Report: Afghan Opium Trade Set to Explode with Minimized US Role

Report: Afghan Opium Trade Set to Explode with Minimized US Role

John Sopko, the Special Inspector General for Afghanistan Reconstruction (SIGAR), has released a report this week warning of the threat of widespread corruption in the aftermath of the end of combat operations by US forces in the nation.
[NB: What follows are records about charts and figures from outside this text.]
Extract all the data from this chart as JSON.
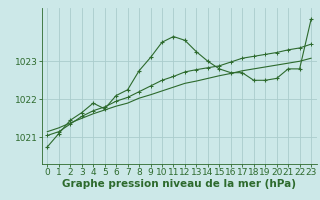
{
  "background_color": "#cce8e8",
  "grid_color": "#aacccc",
  "line_color": "#2d6a2d",
  "xlabel": "Graphe pression niveau de la mer (hPa)",
  "xlabel_fontsize": 7.5,
  "tick_fontsize": 6.5,
  "ylabel_ticks": [
    1021,
    1022,
    1023
  ],
  "xlim": [
    -0.5,
    23.5
  ],
  "ylim": [
    1020.3,
    1024.4
  ],
  "hours": [
    0,
    1,
    2,
    3,
    4,
    5,
    6,
    7,
    8,
    9,
    10,
    11,
    12,
    13,
    14,
    15,
    16,
    17,
    18,
    19,
    20,
    21,
    22,
    23
  ],
  "series1": [
    1020.75,
    1021.1,
    1021.45,
    1021.65,
    1021.9,
    1021.75,
    1022.1,
    1022.25,
    1022.75,
    1023.1,
    1023.5,
    1023.65,
    1023.55,
    1023.25,
    1023.0,
    1022.8,
    1022.7,
    1022.7,
    1022.5,
    1022.5,
    1022.55,
    1022.8,
    1022.8,
    1024.1
  ],
  "series2": [
    1021.05,
    1021.15,
    1021.35,
    1021.55,
    1021.7,
    1021.8,
    1021.95,
    1022.05,
    1022.2,
    1022.35,
    1022.5,
    1022.6,
    1022.72,
    1022.78,
    1022.83,
    1022.88,
    1022.98,
    1023.08,
    1023.13,
    1023.18,
    1023.23,
    1023.3,
    1023.35,
    1023.45
  ],
  "series3": [
    1021.15,
    1021.25,
    1021.38,
    1021.5,
    1021.62,
    1021.72,
    1021.82,
    1021.9,
    1022.03,
    1022.12,
    1022.22,
    1022.32,
    1022.42,
    1022.48,
    1022.55,
    1022.62,
    1022.68,
    1022.75,
    1022.8,
    1022.85,
    1022.9,
    1022.95,
    1023.0,
    1023.08
  ]
}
With corruption comes the increased threat of a booming opium trade surfacing in the absence of U.S. military aid.

Following the end of U.S. combat operations, American and NATO forces will be engaged in an operation dubbed Operation Resolute Support, which will involve “training, advising and assisting Afghan security institutions and Afghan national security forces at the ministerial, institutional and operational levels,” according to the Pentagon.
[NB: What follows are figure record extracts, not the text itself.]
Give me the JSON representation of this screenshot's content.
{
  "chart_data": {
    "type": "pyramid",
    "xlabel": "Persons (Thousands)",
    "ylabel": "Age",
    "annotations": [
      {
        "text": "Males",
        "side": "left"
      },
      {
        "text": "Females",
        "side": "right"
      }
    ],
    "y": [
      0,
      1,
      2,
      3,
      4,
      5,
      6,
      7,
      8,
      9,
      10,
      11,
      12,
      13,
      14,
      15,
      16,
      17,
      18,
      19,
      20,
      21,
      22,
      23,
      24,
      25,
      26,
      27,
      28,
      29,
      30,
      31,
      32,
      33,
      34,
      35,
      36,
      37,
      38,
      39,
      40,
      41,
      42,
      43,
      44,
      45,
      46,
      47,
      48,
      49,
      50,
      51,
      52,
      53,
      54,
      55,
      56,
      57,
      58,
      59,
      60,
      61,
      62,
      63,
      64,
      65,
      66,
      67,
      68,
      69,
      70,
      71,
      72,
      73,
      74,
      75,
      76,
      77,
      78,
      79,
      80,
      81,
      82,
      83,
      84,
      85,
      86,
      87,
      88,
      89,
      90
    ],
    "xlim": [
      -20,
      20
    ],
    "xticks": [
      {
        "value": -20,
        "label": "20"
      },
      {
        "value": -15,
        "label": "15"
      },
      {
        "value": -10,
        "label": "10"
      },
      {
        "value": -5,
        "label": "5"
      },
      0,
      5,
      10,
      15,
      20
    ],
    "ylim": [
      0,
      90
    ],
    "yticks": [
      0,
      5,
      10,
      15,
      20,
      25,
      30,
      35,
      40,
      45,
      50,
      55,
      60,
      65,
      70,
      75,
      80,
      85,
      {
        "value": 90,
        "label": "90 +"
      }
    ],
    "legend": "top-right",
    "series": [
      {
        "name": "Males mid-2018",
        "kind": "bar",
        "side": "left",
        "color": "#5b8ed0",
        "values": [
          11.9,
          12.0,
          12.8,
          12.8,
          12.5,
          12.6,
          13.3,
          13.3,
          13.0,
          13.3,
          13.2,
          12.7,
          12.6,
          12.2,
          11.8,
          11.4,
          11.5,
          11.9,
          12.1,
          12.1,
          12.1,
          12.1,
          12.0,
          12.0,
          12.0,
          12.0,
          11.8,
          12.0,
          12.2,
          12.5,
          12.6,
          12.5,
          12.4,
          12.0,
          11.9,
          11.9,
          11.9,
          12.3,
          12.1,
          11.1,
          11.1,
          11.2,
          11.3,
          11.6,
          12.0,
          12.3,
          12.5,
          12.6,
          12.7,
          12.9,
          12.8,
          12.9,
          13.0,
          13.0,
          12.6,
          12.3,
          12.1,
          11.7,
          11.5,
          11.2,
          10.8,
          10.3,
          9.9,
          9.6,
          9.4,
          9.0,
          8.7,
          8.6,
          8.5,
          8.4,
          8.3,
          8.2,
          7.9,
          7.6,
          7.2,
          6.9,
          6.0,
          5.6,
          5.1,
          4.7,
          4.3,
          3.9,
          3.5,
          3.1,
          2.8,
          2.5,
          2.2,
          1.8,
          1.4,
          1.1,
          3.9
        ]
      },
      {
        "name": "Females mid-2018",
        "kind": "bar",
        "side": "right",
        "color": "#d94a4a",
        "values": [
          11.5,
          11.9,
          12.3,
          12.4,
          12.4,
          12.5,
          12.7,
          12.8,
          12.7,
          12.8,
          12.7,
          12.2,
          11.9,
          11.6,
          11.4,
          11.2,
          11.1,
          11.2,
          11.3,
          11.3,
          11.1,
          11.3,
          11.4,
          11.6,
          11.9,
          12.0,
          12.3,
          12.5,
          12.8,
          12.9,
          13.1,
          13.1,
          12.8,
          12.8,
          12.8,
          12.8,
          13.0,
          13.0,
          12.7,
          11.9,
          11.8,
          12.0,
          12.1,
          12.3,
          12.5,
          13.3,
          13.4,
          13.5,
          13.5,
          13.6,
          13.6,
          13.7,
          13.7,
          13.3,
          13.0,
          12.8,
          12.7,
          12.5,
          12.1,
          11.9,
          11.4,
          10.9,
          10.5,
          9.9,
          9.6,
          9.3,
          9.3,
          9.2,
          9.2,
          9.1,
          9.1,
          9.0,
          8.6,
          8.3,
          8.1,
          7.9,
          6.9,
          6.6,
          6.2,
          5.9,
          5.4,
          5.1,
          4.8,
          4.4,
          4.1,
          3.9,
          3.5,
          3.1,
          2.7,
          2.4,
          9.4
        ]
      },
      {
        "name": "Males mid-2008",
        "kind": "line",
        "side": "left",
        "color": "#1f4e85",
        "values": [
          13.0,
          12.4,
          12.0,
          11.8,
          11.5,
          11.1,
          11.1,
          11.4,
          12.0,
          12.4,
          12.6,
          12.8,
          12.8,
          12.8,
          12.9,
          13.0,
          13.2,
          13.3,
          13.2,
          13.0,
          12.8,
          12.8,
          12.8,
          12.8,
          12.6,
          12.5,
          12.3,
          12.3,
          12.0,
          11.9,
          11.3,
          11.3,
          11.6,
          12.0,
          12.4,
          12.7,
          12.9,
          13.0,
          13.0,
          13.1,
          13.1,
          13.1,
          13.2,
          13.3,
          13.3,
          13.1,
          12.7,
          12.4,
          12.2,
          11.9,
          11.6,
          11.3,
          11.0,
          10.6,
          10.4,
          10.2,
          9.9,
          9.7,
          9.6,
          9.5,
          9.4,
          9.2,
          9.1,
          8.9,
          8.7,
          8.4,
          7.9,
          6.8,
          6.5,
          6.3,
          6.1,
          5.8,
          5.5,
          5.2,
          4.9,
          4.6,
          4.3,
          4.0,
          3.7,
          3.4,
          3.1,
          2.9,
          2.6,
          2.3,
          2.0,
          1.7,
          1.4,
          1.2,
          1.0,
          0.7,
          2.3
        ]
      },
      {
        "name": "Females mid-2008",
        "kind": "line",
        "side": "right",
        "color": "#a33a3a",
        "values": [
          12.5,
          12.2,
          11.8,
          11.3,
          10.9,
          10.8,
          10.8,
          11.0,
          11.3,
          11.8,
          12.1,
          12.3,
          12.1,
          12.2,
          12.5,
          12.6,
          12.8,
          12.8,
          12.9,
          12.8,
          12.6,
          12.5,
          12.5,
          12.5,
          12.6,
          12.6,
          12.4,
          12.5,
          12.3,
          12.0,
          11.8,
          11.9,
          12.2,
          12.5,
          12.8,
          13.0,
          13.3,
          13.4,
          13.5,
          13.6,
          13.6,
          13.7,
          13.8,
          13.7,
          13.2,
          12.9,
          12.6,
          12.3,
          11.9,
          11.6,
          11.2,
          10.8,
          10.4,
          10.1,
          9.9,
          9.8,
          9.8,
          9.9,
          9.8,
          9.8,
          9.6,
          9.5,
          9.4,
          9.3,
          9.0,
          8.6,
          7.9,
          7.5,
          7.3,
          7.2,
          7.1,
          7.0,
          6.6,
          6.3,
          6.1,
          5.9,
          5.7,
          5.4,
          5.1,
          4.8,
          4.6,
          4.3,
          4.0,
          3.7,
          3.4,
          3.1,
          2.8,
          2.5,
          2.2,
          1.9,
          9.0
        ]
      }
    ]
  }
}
A significant withdrawal of American support within Afghanistan, the SIGAR report notes, could increase corruption. Corruption and opium production are linked in Afghanistan, according to the inspector general.  

“The expanding cultivation and trafficking of drugs puts the entire U.S. and international investment in the reconstruction of Afghanistan at risk,” mentions the report.  
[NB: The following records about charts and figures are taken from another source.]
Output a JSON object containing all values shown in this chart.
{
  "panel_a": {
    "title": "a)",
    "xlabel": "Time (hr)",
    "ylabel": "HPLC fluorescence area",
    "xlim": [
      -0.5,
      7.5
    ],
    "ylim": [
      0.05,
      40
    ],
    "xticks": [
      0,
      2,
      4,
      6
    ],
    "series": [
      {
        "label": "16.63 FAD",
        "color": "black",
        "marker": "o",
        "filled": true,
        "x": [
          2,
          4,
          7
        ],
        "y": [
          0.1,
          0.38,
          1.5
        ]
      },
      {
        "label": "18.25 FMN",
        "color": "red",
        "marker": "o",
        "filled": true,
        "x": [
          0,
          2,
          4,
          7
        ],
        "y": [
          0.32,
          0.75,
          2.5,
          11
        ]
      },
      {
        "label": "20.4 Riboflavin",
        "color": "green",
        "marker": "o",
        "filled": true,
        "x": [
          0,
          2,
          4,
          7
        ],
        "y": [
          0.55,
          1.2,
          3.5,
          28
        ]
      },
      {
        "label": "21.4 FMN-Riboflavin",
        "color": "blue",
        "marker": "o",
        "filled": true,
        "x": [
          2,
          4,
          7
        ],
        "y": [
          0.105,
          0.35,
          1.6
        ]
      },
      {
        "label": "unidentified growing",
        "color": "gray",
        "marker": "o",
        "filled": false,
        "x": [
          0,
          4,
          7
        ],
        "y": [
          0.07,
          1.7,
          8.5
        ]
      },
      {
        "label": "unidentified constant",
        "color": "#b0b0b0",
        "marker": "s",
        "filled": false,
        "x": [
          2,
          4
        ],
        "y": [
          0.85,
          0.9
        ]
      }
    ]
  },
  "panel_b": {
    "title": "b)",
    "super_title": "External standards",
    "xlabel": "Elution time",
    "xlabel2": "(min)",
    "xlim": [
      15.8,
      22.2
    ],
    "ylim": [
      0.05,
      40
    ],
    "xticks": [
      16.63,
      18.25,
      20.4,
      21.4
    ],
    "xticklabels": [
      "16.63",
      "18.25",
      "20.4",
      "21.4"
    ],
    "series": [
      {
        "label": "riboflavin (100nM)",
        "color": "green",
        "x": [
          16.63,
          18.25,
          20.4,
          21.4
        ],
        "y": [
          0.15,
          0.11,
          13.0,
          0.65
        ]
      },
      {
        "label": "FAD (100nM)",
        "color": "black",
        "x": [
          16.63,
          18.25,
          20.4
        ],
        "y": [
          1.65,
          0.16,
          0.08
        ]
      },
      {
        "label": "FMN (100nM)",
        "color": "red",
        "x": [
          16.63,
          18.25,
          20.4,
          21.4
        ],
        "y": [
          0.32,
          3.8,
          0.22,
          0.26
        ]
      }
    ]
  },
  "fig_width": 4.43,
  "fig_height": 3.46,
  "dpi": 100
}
“Although the United States has invested approximately $7.8 billion as of September 30, 2014, in counternarcotics efforts in Afghanistan, that country still leads the world in opium production, and Afghan farmers are growing more opium than ever before,” it adds.  

In January, while testifying before the Senate Caucus on International Narcotics Control, Sopko warned: “All of the fragile gains we have made over the last twelve years on women’s issues, health, education, rule of law, and governance are now, more than ever, in jeopardy of being wiped out by the narcotics trade, which not only supports the insurgency, but also feeds organized crime and corruption.”   

As economic growth in Afghanistan slows due to the U.S. troops drawdown and reduction in international contributions, the opium trade could become an even greater component of the Afghan economy.   

“The United Nations Office of Drugs and Crime (UNODC) estimates the value of Afghan opium and its heroin and morphine derivatives at nearly $3 billion–or the equivalent of about 15% of Afghanistan’s Gross Domestic Product (GDP)–in 2013,” reports SIGAR. “That was a substantial increase over 2012, when the value of Afghan opiates totaled about $2 billion and was equivalent to about 11% of Afghanistan’s GDP.”  

U.S. reconstruction efforts may have been a contributing factor to the growth in opium production.  

“Certain reconstruction efforts such as improved irrigation, roads, and agricultural assistance can actually lead to increased opium cultivation,” states the report. “SIGAR’s Special Project found that affordable deep-well technology turned 200,000 hectares of desert in southwestern Afghanistan into arable land over the past decade.”  

“Due to relatively high opium prices and the rise of an inexpensive, skilled, and mobile labor force, much of this newly arable land is dedicated to opium cultivation” it continues. “Poppy-growing provinces that were once declared ‘poppy free’ have seen a resurgence in cultivation.”